The question of mental capacity was presented to the jury at trial. Petitioner is now attempting to develop more evidence to supplement, if not contradict the expert testimony rejected by the jury. The state habeas judge and the federal district judge were uncertain of just where all this was headed beyond its relevance to a Ford inquiry into competence to be executed.8 We can imagine that it has some relevance to a claim that trial counsel was ineffective for not digging deeper. But now having done so, the effort has not produced the evidence that Barraza says his counsel ought to have earlier located. Petitioner's argument is then that the effort on collateral review is constitutionally deficient. That is not persuasive.


Petitioner's contentions suffer from their failure to acknowledge that there is no constitutional right to competent habeas counsel and his meritless suggestion that a statutory requirement for counsel creates a constitutionally secured right. Regardless, there are no facts before us that would breathe life into petitioner's assertions and we are left with only a lawyer's theory and no warrant for any assertion that the state procedures for developing the evidence were constitutionally inadequate. To the contrary. This state judge removed the pressure of an execution date and substituted an orderly schedule for proceeding. She also funded expert assistance in the habeas process. Ultimately, after engaging a second expert, the trial judge, with findings that are fairly supported by the record, declined to authorize additional money. In short, the legal theories of petitioner lack factual support. We cannot grant the request for a certificate of appealability.

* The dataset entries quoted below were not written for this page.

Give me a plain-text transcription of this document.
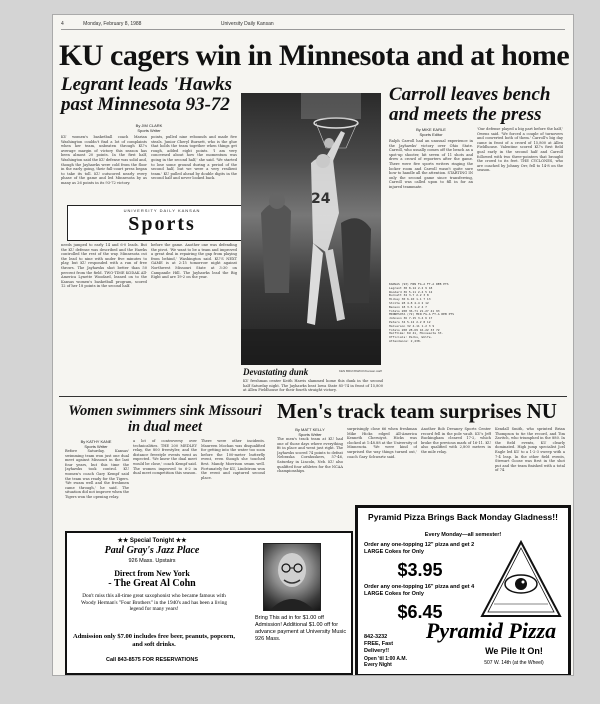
4	Monday, February 8, 1988	University Daily Kansan
KU cagers win in Minnesota and at home
Legrant leads 'Hawks past Minnesota 93-72
By JIM CLARK
Sports Writer
KU women's basketball coach Marian Washington couldn't find a lot of complaints when her team, unbeaten through KU's average margin of victory this season has been almost 20 points. In the first half, Washington said the KU defense was solid and, though the Jayhawks were cold from the floor in the early going, their full-court press began to take its toll. KU outscored nearly every phase of the game and led Minnesota by as many as 26 points in its 93-72 victory.
points, pulled nine rebounds and made five steals. Junior Cheryl Burnett, who is the glue that holds the team together when things get rough, added eight points. 'I am very concerned about how the momentum was going in the second half,' she said. 'We started to lose some ground during a period of the second half, but we were a very resilient team.' KU pulled ahead by double digits in the second half and never looked back.
UNIVERSITY DAILY KANSAN
Sports
needs jumped to early 14 and 6-0 leads. But the KU defense was described and the Hawks controlled the rest of the way. Minnesota cut the lead to nine with under five minutes to play, but KU responded with a run of free throws. The Jayhawks shot better than 50 percent from the field. TWO-TIME KODAK All-America Lynette Woodard, leaned on to the Kansas women's basketball program, scored 12 of her 18 points in the second half.
before the game. Another one was defending the pivot. 'We want to be a team and improved a great deal in repairing the gap from playing from behind,' Washington said. KU'S NEXT GAME is at 2:15 tomorrow night against Northwest Missouri State at 3:30 on Campanile Hill. The Jayhawks lead the Big Eight and are 19-2 on the year.
24
Devastating dunk	KEN BRUNSWICK/Kansan staff
KU freshman center Keith Harris slammed home this dunk in the second half Saturday night. The Jayhawks beat Iowa State 85-74 in front of 15,800 at Allen Fieldhouse for their fourth straight victory.
Carroll leaves bench and meets the press
By MIKE EARLE
Sports Editor
Ralph Carroll had an unusual experience in the Jayhawks' victory over Ohio State. Carroll, who usually comes off the bench as a spot-up shooter, hit seven of 11 shots and drew a crowd of reporters after the game. There were five sports writers ringing the locker room and Carroll wasn't quite sure how to handle all the attention. STARTING IN only the second game since transferring, Carroll was called upon to fill in for an injured teammate.
'Our defense played a big part before the half,' Owens said. 'We forced a couple of turnovers and converted both of them.' Carroll's big day came in front of a crowd of 15,800 at Allen Fieldhouse. Valentine scored KU's first field goal early in the second half and Carroll followed with two three-pointers that brought the crowd to its feet. THE CYCLONES, who are coached by Johnny Orr, fell to 14-8 on the season.
KANSAS (93) MIN FG-A FT-A REB PTS
Legrant 38 8-14 2-2 9 18
Woodard 36 5-11 2-4 5 12
Burnett 34 3-7 2-2 3 8
Hickey 30 6-10 1-1 7 13
Stolte 28 4-8 4-4 2 12
Benson 18 3-5 1-2 4 7
Totals 200 36-71 21-27 41 93
MINNESOTA (72) MIN FG-A FT-A REB PTS
Johnson 36 7-15 3-4 6 17
Peters 34 5-12 2-2 8 12
Halverson 32 4-11 1-2 3 9
Totals 200 28-69 16-22 33 72
Halftime: KU 41, Minnesota 33.
Officials: Parks, Wolfe.
Attendance: 2,438.
Women swimmers sink Missouri in dual meet
By KATHY KANE
Sports Writer
Before Saturday, Kansas' swimming team won just one dual meet against Missouri in the last four years, but this time the Jayhawks took control. KU women's coach Gary Kempf said the team was ready for the Tigers. 'We swam well and the freshmen came through,' he said. The situation did not improve when the Tigers won the opening relay.
a lot of controversy over technicalities. THE 200 MEDLEY relay, the 800 freestyler, and the distance freestyle events went as expected. 'We knew the dual meet would be close,' coach Kempf said. The women improved to 6-2 in dual meet competition this season.
There were other incidents. Maureen Mochan was disqualified for getting into the water too soon before the 100-meter butterfly event, even though she touched first. Mandy Morrison swam well. Fortunately for KU, Lindstrom won the event and captured second place.
Men's track team surprises NU
By MATT KELLY
Sports Writer
The men's track team at KU had one of those days where everything fit in place and went just right. The Jayhawks scored 74 points to defeat Nebraska Cornhuskers, 57-46, Saturday in Lincoln, Neb. KU also qualified four athletes for the NCAA championships.
surprisingly close 66 when freshman Mike Hicks edged All-America Kenneth Cheruiyot. Hicks was clocked at 1:48.88 at the University of Minnesota. 'We were kind of surprised the way things turned out,' coach Gary Schwartz said.
Another Bob Devaney Sports Center record fell in the pole vault. KU's Jeff Buckingham cleared 17-2, which broke the previous mark of 16-11. KU also qualified with 2,800 meters in the mile relay.
Kendall Smith, who sprinted Brian Thompson to tie the record, and Tim Zavitch, who triumphed in the 880. In the field events, KU clearly dominated. High jump specialist Joel Eagle led KU to a 1-2-3 sweep with a 7-4 leap. In the other field events, Stewart Goose was first in the shot put and the team finished with a total of 74.
★★ Special Tonight ★★
Paul Gray's Jazz Place
926 Mass. Upstairs
Direct from New York
- The Great Al Cohn
Don't miss this all-time great saxophonist who became famous with Woody Herman's "Four Brothers" in the 1940's and has been a living legend for many years!
Admission only $7.00 includes free beer, peanuts, popcorn, and soft drinks.
Call 843-8575 FOR RESERVATIONS
Bring This ad in for $1.00 off Admission! Additional $1.00 off for advance payment at University Music 926 Mass.
Pyramid Pizza Brings Back Monday Gladness!!
Every Monday—all semester!
Order any one-topping 12" pizza and get 2 LARGE Cokes for Only
$3.95
Order any one-topping 16" pizza and get 4 LARGE Cokes for Only
$6.45
842-3232 FREE, Fast Delivery!!
Open 'til 1:00 A.M. Every Night
Pyramid Pizza
We Pile It On!
507 W. 14th (at the Wheel)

For the same reasons, we must affirm the appeal from the district court order refusing to fund additional testing. We find no error in its conclusion that such was not reasonably necessary within the meaning of 21 U.S.C. § 848(q)(4)(B).


The request for COA is DENIED, and the order of the district court denying additional funding is AFFIRMED.



Barraza v. State, No. 71,275 (Tex.Crim.App. Oct. 5, 1994); Ex Parte Barraza, No. 38,672-01 (Tex.Crim.App. Dec. 9, 1998).


Barraza v. Texas, 514 U.S. 1097, 115 S.Ct. 1826, 131 L.Ed.2d 747 (1995); Barraza v. Texas, 528 U.S. 825, 120 S.Ct. 74, 145 L.Ed.2d 63 (1999).


Barraza v. Cockrell, No. 4:99-CV-064-Y (N.D.Tex. July 31, 2002) (judgment denying relief); Barraza v. Cockrell, No. 4:99-CV-064-Y (N.D.Tex. Sept. 6, 2002) (order denying COA).


As Barraza has organized his Application for a Certificate of Appealability, Issue number one controls Barraza's claims for relief numbers one through four of his federal petition, all of which complain of the denial of funding by the federal district court. Similarly, claims five through eight complain of similar denial by the Texas Court of Criminal Appeals


28 U.S.C. § 2253(c)(2)


Miller-El v. Cockrell, 537 U.S. 322, 123 S.Ct. 1029, 1038-40, 154 L.Ed.2d 931 (2003) (internal quotation marks omitted).


470 U.S. 68, 105 S.Ct. 1087, 84 L.Ed.2d 53 (1985)


Ford v. Wainwright, 477 U.S. 399, 106 S.Ct. 2595, 91 L.Ed.2d 335 (1986).